This is a fairly common occurrence. The driver that gets built into the installer represents our best knowledge and tested capability at the time. But things change.

When you have a driver install problem like this with an older driver – regardless of source, the usual advice is to try the latest driver. For example, R430 drivers are available now.

If you find that an R430 (or whatever is the latest) driver can install successfully, then use it. It will work with any current version of CUDA. Furthermore, NVIDIA is highly unlikely, based on historical behavior, to go back and “fix” or update an old driver, or a driver in an “old” CUDA package, to address such things.

If you find that you cannot install the latest driver on the late model kernel you are using, a suggested thing to do then would be to file a bug. (And of course you can post about it.)

Thanks Robert for reply!

Just wanted to ask as I am little bit confused:

How can I obtain newer CUDA driver installation then ?
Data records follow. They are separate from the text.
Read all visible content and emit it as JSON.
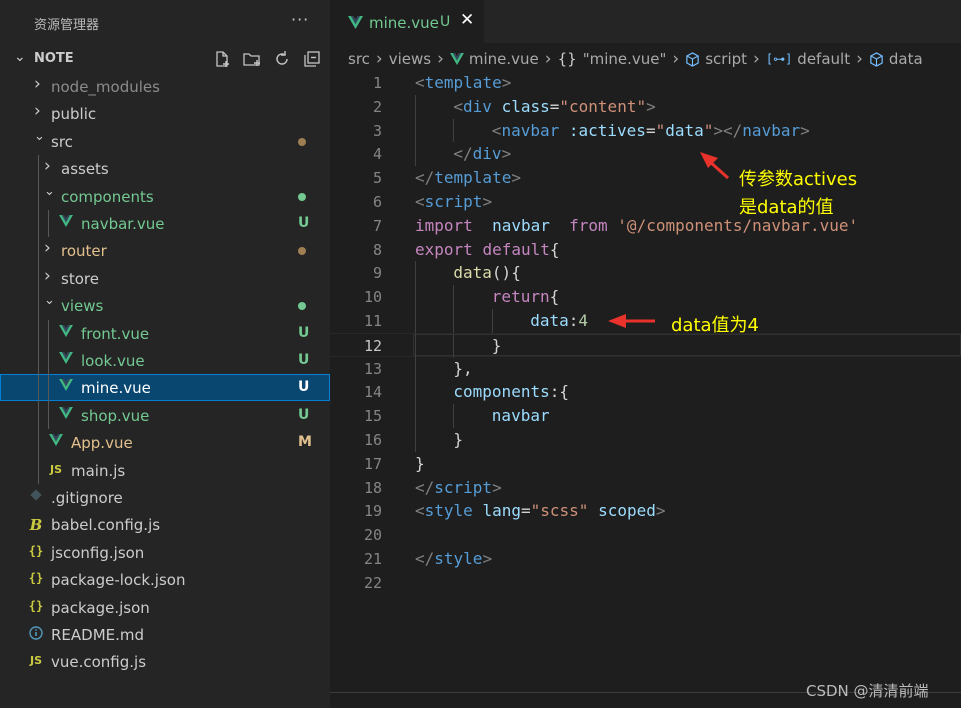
{
  "sidebar": {
    "title": "资源管理器",
    "more_label": "···",
    "section": {
      "label": "NOTE"
    },
    "actions": [
      {
        "icon": "new-file-icon"
      },
      {
        "icon": "new-folder-icon"
      },
      {
        "icon": "refresh-icon"
      },
      {
        "icon": "collapse-all-icon"
      }
    ],
    "tree": [
      {
        "name": "node_modules",
        "kind": "folder",
        "depth": 0,
        "expanded": false,
        "color": "#8c8c8c"
      },
      {
        "name": "public",
        "kind": "folder",
        "depth": 0,
        "expanded": false,
        "color": "#cccccc"
      },
      {
        "name": "src",
        "kind": "folder",
        "depth": 0,
        "expanded": true,
        "color": "#cccccc",
        "status": "dot",
        "status_color": "#a07e53"
      },
      {
        "name": "assets",
        "kind": "folder",
        "depth": 1,
        "expanded": false,
        "color": "#cccccc"
      },
      {
        "name": "components",
        "kind": "folder",
        "depth": 1,
        "expanded": true,
        "color": "#73c991",
        "status": "dot",
        "status_color": "#73c991"
      },
      {
        "name": "navbar.vue",
        "kind": "vue",
        "depth": 2,
        "color": "#73c991",
        "status": "U",
        "status_color": "#73c991"
      },
      {
        "name": "router",
        "kind": "folder",
        "depth": 1,
        "expanded": false,
        "color": "#e2c08d",
        "status": "dot",
        "status_color": "#a07e53"
      },
      {
        "name": "store",
        "kind": "folder",
        "depth": 1,
        "expanded": false,
        "color": "#cccccc"
      },
      {
        "name": "views",
        "kind": "folder",
        "depth": 1,
        "expanded": true,
        "color": "#73c991",
        "status": "dot",
        "status_color": "#73c991"
      },
      {
        "name": "front.vue",
        "kind": "vue",
        "depth": 2,
        "color": "#73c991",
        "status": "U",
        "status_color": "#73c991"
      },
      {
        "name": "look.vue",
        "kind": "vue",
        "depth": 2,
        "color": "#73c991",
        "status": "U",
        "status_color": "#73c991"
      },
      {
        "name": "mine.vue",
        "kind": "vue",
        "depth": 2,
        "color": "#ffffff",
        "status": "U",
        "status_color": "#ffffff",
        "selected": true
      },
      {
        "name": "shop.vue",
        "kind": "vue",
        "depth": 2,
        "color": "#73c991",
        "status": "U",
        "status_color": "#73c991"
      },
      {
        "name": "App.vue",
        "kind": "vue",
        "depth": 1,
        "color": "#e2c08d",
        "status": "M",
        "status_color": "#e2c08d"
      },
      {
        "name": "main.js",
        "kind": "js",
        "depth": 1,
        "color": "#cccccc"
      },
      {
        "name": ".gitignore",
        "kind": "git",
        "depth": 0,
        "color": "#cccccc"
      },
      {
        "name": "babel.config.js",
        "kind": "babel",
        "depth": 0,
        "color": "#cccccc"
      },
      {
        "name": "jsconfig.json",
        "kind": "json",
        "depth": 0,
        "color": "#cccccc"
      },
      {
        "name": "package-lock.json",
        "kind": "json",
        "depth": 0,
        "color": "#cccccc"
      },
      {
        "name": "package.json",
        "kind": "json",
        "depth": 0,
        "color": "#cccccc"
      },
      {
        "name": "README.md",
        "kind": "info",
        "depth": 0,
        "color": "#cccccc"
      },
      {
        "name": "vue.config.js",
        "kind": "js",
        "depth": 0,
        "color": "#cccccc"
      }
    ]
  },
  "editor": {
    "tab": {
      "name": "mine.vue",
      "status": "U",
      "close": "✕"
    },
    "breadcrumbs": [
      {
        "label": "src"
      },
      {
        "label": "views"
      },
      {
        "label": "mine.vue",
        "icon": "vue-icon"
      },
      {
        "label": "\"mine.vue\"",
        "prefix": "{}"
      },
      {
        "label": "script",
        "icon": "cube-icon"
      },
      {
        "label": "default",
        "icon": "bracket-icon"
      },
      {
        "label": "data",
        "icon": "cube-icon"
      }
    ],
    "current_line": 12,
    "lines": [
      {
        "n": "1",
        "indent": 0,
        "tokens": [
          [
            "tag-punct",
            "<"
          ],
          [
            "tag",
            "template"
          ],
          [
            "tag-punct",
            ">"
          ]
        ]
      },
      {
        "n": "2",
        "indent": 1,
        "tokens": [
          [
            "tag-punct",
            "<"
          ],
          [
            "tag",
            "div"
          ],
          [
            "plain",
            " "
          ],
          [
            "attr",
            "class"
          ],
          [
            "plain",
            "="
          ],
          [
            "str",
            "\"content\""
          ],
          [
            "tag-punct",
            ">"
          ]
        ]
      },
      {
        "n": "3",
        "indent": 2,
        "tokens": [
          [
            "tag-punct",
            "<"
          ],
          [
            "tag",
            "navbar"
          ],
          [
            "plain",
            " "
          ],
          [
            "attr",
            ":actives"
          ],
          [
            "plain",
            "="
          ],
          [
            "str",
            "\""
          ],
          [
            "var",
            "data"
          ],
          [
            "str",
            "\""
          ],
          [
            "tag-punct",
            "></"
          ],
          [
            "tag",
            "navbar"
          ],
          [
            "tag-punct",
            ">"
          ]
        ]
      },
      {
        "n": "4",
        "indent": 1,
        "tokens": [
          [
            "tag-punct",
            "</"
          ],
          [
            "tag",
            "div"
          ],
          [
            "tag-punct",
            ">"
          ]
        ]
      },
      {
        "n": "5",
        "indent": 0,
        "tokens": [
          [
            "tag-punct",
            "</"
          ],
          [
            "tag",
            "template"
          ],
          [
            "tag-punct",
            ">"
          ]
        ]
      },
      {
        "n": "6",
        "indent": 0,
        "tokens": [
          [
            "tag-punct",
            "<"
          ],
          [
            "tag",
            "script"
          ],
          [
            "tag-punct",
            ">"
          ]
        ]
      },
      {
        "n": "7",
        "indent": 0,
        "tokens": [
          [
            "kw",
            "import"
          ],
          [
            "plain",
            "  "
          ],
          [
            "var",
            "navbar"
          ],
          [
            "plain",
            "  "
          ],
          [
            "kw",
            "from"
          ],
          [
            "plain",
            " "
          ],
          [
            "str",
            "'@/components/navbar.vue'"
          ]
        ]
      },
      {
        "n": "8",
        "indent": 0,
        "tokens": [
          [
            "kw",
            "export"
          ],
          [
            "plain",
            " "
          ],
          [
            "kw",
            "default"
          ],
          [
            "plain",
            "{"
          ]
        ]
      },
      {
        "n": "9",
        "indent": 1,
        "tokens": [
          [
            "fn",
            "data"
          ],
          [
            "plain",
            "(){"
          ]
        ]
      },
      {
        "n": "10",
        "indent": 2,
        "tokens": [
          [
            "kw",
            "return"
          ],
          [
            "plain",
            "{"
          ]
        ]
      },
      {
        "n": "11",
        "indent": 3,
        "tokens": [
          [
            "var",
            "data"
          ],
          [
            "plain",
            ":"
          ],
          [
            "num",
            "4"
          ]
        ]
      },
      {
        "n": "12",
        "indent": 2,
        "tokens": [
          [
            "plain",
            "}"
          ]
        ]
      },
      {
        "n": "13",
        "indent": 1,
        "tokens": [
          [
            "plain",
            "},"
          ]
        ]
      },
      {
        "n": "14",
        "indent": 1,
        "tokens": [
          [
            "var",
            "components"
          ],
          [
            "plain",
            ":{"
          ]
        ]
      },
      {
        "n": "15",
        "indent": 2,
        "tokens": [
          [
            "var",
            "navbar"
          ]
        ]
      },
      {
        "n": "16",
        "indent": 1,
        "tokens": [
          [
            "plain",
            "}"
          ]
        ]
      },
      {
        "n": "17",
        "indent": 0,
        "tokens": [
          [
            "plain",
            "}"
          ]
        ]
      },
      {
        "n": "18",
        "indent": 0,
        "tokens": [
          [
            "tag-punct",
            "</"
          ],
          [
            "tag",
            "script"
          ],
          [
            "tag-punct",
            ">"
          ]
        ]
      },
      {
        "n": "19",
        "indent": 0,
        "tokens": [
          [
            "tag-punct",
            "<"
          ],
          [
            "tag",
            "style"
          ],
          [
            "plain",
            " "
          ],
          [
            "attr",
            "lang"
          ],
          [
            "plain",
            "="
          ],
          [
            "str",
            "\"scss\""
          ],
          [
            "plain",
            " "
          ],
          [
            "attr",
            "scoped"
          ],
          [
            "tag-punct",
            ">"
          ]
        ]
      },
      {
        "n": "20",
        "indent": 0,
        "tokens": []
      },
      {
        "n": "21",
        "indent": 0,
        "tokens": [
          [
            "tag-punct",
            "</"
          ],
          [
            "tag",
            "style"
          ],
          [
            "tag-punct",
            ">"
          ]
        ]
      },
      {
        "n": "22",
        "indent": 0,
        "tokens": []
      }
    ]
  },
  "annotations": {
    "note1_line1": "传参数actives",
    "note1_line2": "是data的值",
    "note2": "data值为4",
    "arrow_color": "#e8322b",
    "text_color": "#ffff00"
  },
  "watermark": "CSDN @清清前端"
}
Is there any reason why old and unsupported drivers are being provided on an official pages? :)

https://www.nvidia.com/Download/index.aspx?lang=en-us
Is just NVIDIA driver (without CUDA) imho. Is there a process of installing Nvidia drivers separately and then CUDA drivers separately that I could follow ? (if that is the case)
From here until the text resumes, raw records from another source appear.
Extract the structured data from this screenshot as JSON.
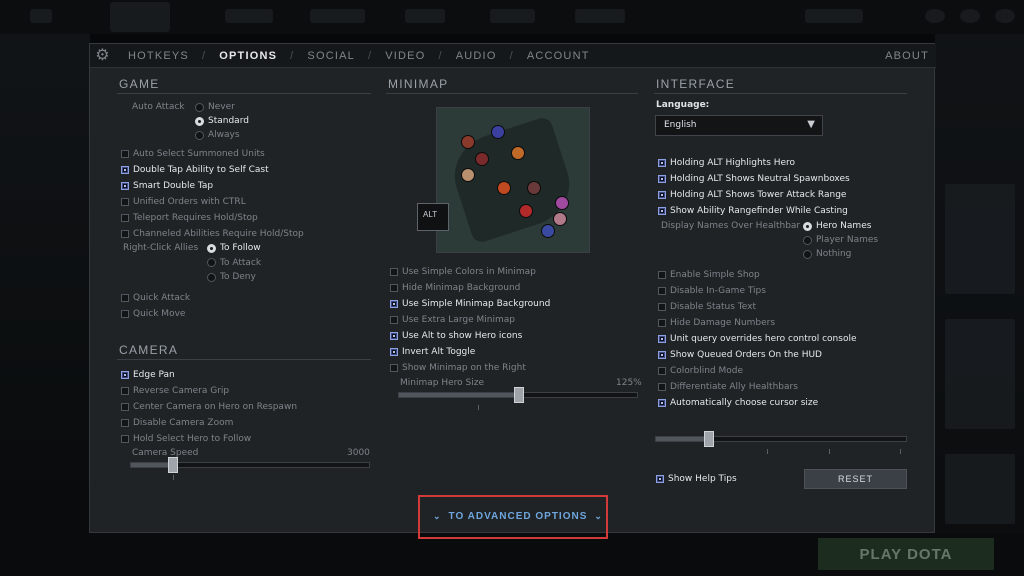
{
  "nav": {
    "tabs": [
      "HOTKEYS",
      "OPTIONS",
      "SOCIAL",
      "VIDEO",
      "AUDIO",
      "ACCOUNT"
    ],
    "active_tab": "OPTIONS",
    "about": "ABOUT",
    "separator": "/"
  },
  "game": {
    "title": "GAME",
    "auto_attack_label": "Auto Attack",
    "auto_attack_options": [
      "Never",
      "Standard",
      "Always"
    ],
    "auto_attack_selected": "Standard",
    "checkboxes": [
      {
        "label": "Auto Select Summoned Units",
        "checked": false
      },
      {
        "label": "Double Tap Ability to Self Cast",
        "checked": true
      },
      {
        "label": "Smart Double Tap",
        "checked": true
      },
      {
        "label": "Unified Orders with CTRL",
        "checked": false
      },
      {
        "label": "Teleport Requires Hold/Stop",
        "checked": false
      },
      {
        "label": "Channeled Abilities Require Hold/Stop",
        "checked": false
      }
    ],
    "right_click_label": "Right-Click Allies",
    "right_click_options": [
      "To Follow",
      "To Attack",
      "To Deny"
    ],
    "right_click_selected": "To Follow",
    "more_checkboxes": [
      {
        "label": "Quick Attack",
        "checked": false
      },
      {
        "label": "Quick Move",
        "checked": false
      }
    ]
  },
  "camera": {
    "title": "CAMERA",
    "checkboxes": [
      {
        "label": "Edge Pan",
        "checked": true
      },
      {
        "label": "Reverse Camera Grip",
        "checked": false
      },
      {
        "label": "Center Camera on Hero on Respawn",
        "checked": false
      },
      {
        "label": "Disable Camera Zoom",
        "checked": false
      },
      {
        "label": "Hold Select Hero to Follow",
        "checked": false
      }
    ],
    "speed_label": "Camera Speed",
    "speed_value": "3000"
  },
  "minimap": {
    "title": "MINIMAP",
    "alt_key": "ALT",
    "checkboxes": [
      {
        "label": "Use Simple Colors in Minimap",
        "checked": false
      },
      {
        "label": "Hide Minimap Background",
        "checked": false
      },
      {
        "label": "Use Simple Minimap Background",
        "checked": true
      },
      {
        "label": "Use Extra Large Minimap",
        "checked": false
      },
      {
        "label": "Use Alt to show Hero icons",
        "checked": true
      },
      {
        "label": "Invert Alt Toggle",
        "checked": true
      },
      {
        "label": "Show Minimap on the Right",
        "checked": false
      }
    ],
    "hero_size_label": "Minimap Hero Size",
    "hero_size_value": "125%"
  },
  "interface": {
    "title": "INTERFACE",
    "language_label": "Language:",
    "language_value": "English",
    "checkboxes_top": [
      {
        "label": "Holding ALT Highlights Hero",
        "checked": true
      },
      {
        "label": "Holding ALT Shows Neutral Spawnboxes",
        "checked": true
      },
      {
        "label": "Holding ALT Shows Tower Attack Range",
        "checked": true
      },
      {
        "label": "Show Ability Rangefinder While Casting",
        "checked": true
      }
    ],
    "display_names_label": "Display Names Over Healthbar",
    "display_names_options": [
      "Hero Names",
      "Player Names",
      "Nothing"
    ],
    "display_names_selected": "Hero Names",
    "checkboxes_bottom": [
      {
        "label": "Enable Simple Shop",
        "checked": false
      },
      {
        "label": "Disable In-Game Tips",
        "checked": false
      },
      {
        "label": "Disable Status Text",
        "checked": false
      },
      {
        "label": "Hide Damage Numbers",
        "checked": false
      },
      {
        "label": "Unit query overrides hero control console",
        "checked": true
      },
      {
        "label": "Show Queued Orders On the HUD",
        "checked": true
      },
      {
        "label": "Colorblind Mode",
        "checked": false
      },
      {
        "label": "Differentiate Ally Healthbars",
        "checked": false
      },
      {
        "label": "Automatically choose cursor size",
        "checked": true
      }
    ],
    "help_tips": {
      "label": "Show Help Tips",
      "checked": true
    },
    "reset": "RESET"
  },
  "advanced": {
    "label": "TO ADVANCED OPTIONS",
    "chevron": "⌄"
  },
  "background": {
    "play_button": "PLAY DOTA"
  },
  "colors": {
    "panel": "#1f2326",
    "accent_checkbox": "#8ea0e0",
    "advanced_link": "#6fa6dd",
    "highlight_box": "#d33a3a"
  }
}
http://www.nvidia.com/drivers

You may call it whatever you wish. It certainly does not have CUDA included, since it is just drivers. But it will work fine with any version of CUDA, as I’ve stated already. It’s OK if you don’t believe me.
Regardless of what you choose to call it, it is what I was referring to when I referred to newer drivers and R430 drivers.

They are only “unsupported” when used outside of the defined support for CUDA, which is outlined in the CUDA linux install guide:

https://docs.nvidia.com/cuda/cuda-installation-guide-linux/index.html

Read table 1. There is no kernel 5.x listed as supported anywhere in that table.

Your configuration with that kernel is unsupported by any version of CUDA, and this is plainly documented.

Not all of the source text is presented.